PostWysłany: 05 Sty 2008 20:32
przez maniek
mam w zamiarze kupić wywrotkę 6x4. Przeglądając oferty trafiłem min. na iveco magirus z 1992 roku. Niewątpliwie atutem jest dosyć przystępna cena ale co to jest za samochód? Jaki jest w eksploatacji? Czy jest to pojazd mocno awaryjny? jak np auta zza wchodniej granicy np maz :lol: Aktualnie posiadam 2 many F-90 i scanię 113 to z nimi nie mam żadnych problemów tylko smarowanie, oleje, paliwo i jazda :D

PostWysłany: 05 Sty 2008 22:04
przez Waldemar
cena częsci jest spora, mało popularne czesci = drogie.

PostWysłany: 05 Sty 2008 22:50
przez tomec
stary jak masz takie auta to nie baw sie magirusa.te po 90 roku maja latwo dostepne czesci a te do 90 roku nie kupuj bo stracisz na tym,ja sobie mam zamiar kupic na wiosne taka wywrotke,lecz ze wzgledow finansowych ,jak masz wiecej kasy to zainwestuj w inna marke,ja mam kamazy i wiec dlatego bym wolal i takiego magirusa,bo jak na cos lepszego trafie to kupie inna marke niz ta.w olsztynie duzo takich jezdzi maszyn,ale nie wiem co z nimi,kierowca moj mowil zeby brac powyzej 90 roku wiec tyle tylko wiem,ale popatrze na opinie innych

PostWysłany: 05 Sty 2008 23:17
przez Waldemar
Ja przerabiałem problem z mechanizmem róznicowym
posypał mi sie w Mercedesie rok 1980 nowy można mieć za 3 tyś złotych!! Chyba zamiennnik ale nowy ze sklepu.
Posypał się w IVECO Magirus koszt 13 tyś zł i tylko w serwisie i jeszcze czekać na niego 4 tygodnie auto było z 1993 roku.
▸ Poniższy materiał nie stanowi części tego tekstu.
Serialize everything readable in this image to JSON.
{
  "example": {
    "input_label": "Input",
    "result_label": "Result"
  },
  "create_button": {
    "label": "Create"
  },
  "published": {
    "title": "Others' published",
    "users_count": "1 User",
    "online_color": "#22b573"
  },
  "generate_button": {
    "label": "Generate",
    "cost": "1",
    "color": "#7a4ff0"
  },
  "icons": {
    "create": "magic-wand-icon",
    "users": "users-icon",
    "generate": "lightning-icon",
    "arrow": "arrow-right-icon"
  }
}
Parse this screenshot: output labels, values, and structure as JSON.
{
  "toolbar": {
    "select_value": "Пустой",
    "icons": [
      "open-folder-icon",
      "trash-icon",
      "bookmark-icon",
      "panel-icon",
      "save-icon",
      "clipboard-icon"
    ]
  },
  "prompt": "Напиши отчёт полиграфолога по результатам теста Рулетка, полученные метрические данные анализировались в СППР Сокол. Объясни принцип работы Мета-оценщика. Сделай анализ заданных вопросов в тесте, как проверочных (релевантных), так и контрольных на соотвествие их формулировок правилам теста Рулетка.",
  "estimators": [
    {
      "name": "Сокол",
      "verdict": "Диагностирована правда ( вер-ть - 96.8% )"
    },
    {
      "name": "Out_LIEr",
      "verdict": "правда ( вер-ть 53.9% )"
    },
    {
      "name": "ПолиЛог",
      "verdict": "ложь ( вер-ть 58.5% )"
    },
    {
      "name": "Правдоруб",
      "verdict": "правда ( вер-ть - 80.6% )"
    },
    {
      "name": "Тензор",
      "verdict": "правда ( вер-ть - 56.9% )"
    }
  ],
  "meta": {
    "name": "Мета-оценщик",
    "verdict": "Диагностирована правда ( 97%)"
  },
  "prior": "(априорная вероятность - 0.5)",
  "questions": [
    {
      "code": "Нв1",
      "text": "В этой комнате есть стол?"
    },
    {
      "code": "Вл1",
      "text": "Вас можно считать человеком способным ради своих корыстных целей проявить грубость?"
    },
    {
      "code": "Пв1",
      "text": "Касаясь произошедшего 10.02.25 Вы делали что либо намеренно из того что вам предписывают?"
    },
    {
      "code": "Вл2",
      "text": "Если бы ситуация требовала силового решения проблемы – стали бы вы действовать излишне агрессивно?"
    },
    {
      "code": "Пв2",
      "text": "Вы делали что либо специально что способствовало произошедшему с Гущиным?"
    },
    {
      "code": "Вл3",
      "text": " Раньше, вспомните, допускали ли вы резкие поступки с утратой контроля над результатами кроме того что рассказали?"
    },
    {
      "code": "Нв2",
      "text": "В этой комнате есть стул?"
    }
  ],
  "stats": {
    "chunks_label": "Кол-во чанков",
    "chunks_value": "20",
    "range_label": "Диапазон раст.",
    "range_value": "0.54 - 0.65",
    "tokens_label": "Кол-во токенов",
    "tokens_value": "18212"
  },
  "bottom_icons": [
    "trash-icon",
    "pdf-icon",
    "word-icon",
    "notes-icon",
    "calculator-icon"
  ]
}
Generalnie jak starsze to brac tylko Mercedes zamienników full i tanie, nawet do starszych modeli.

PostWysłany: 05 Sty 2008 23:35
przez tomec
a myslalem ze mercedes i styer maja najdrozsze czesci......

PostWysłany: 06 Sty 2008 01:16
przez maniek
dzięki serdeczne za dotychczasowe porady. U mnie jest tego rodzaju sprawa że chcę zmienić steyra 1490 z 1977 roku na coś młodszego. Myślałem z wywrotką zrobić tańszym kosztem bo jeszcze mam w zamiarze kupić inną maszynę, tylko boję się żeby to nie wyszło odwrotnie i z tego wszystkiego odpuścić te iveco. Z tego co wyczytałem to iveca powyżej 1990 roku są warte ryzyka? I do tych ivec części też są drogie jak są łatwiej dostępne?

[ Dodano: Nie Sty 06, 2008 12:20 am ]
jeśli chodzi o części do steyra to są faktycznie dosyć drogie chociaż ostatnio trochę z taniały ale jak ktoś ma jeszcze model 1490 to dużo części pasuje od np jelcza

PostWysłany: 06 Sty 2008 10:35
przez Bartek
Ja pomykałem Magirusem z 89 roku tyle że 4x4 z silnikem Deutza i była to maszynka w teren super...Ale silnik sie pod konieć lat 90 rozsypał a auto dużo nie jezdziło...

PostWysłany: 06 Sty 2008 16:28
przez maniek
Jak kupiłeś go jako używanego to wcześniej mógł trochę więcej ganiać i jak go wziąłeś to jeszcze chodził ale ostatnim podrygiem. Z drugiej strony mógł też być przegrzany np. pasek klinowy od dmuchawy chłodzenia silnika pękł i nie było chłodzenia a tu już dużo nie trzeba... Np. silniki SW 680 jak zostaną przegrzane to i zaraz pojawiają sie problemy z ubytkiem oleju

PostWysłany: 06 Sty 2008 18:45
przez Bartek
To nie był moje auto tylko jednostki OSP w której ten samochód jezdził głównie do wypadków drogowych, byl w pełni sprawny dopuki silnik raz odpalił i nagle zgasł...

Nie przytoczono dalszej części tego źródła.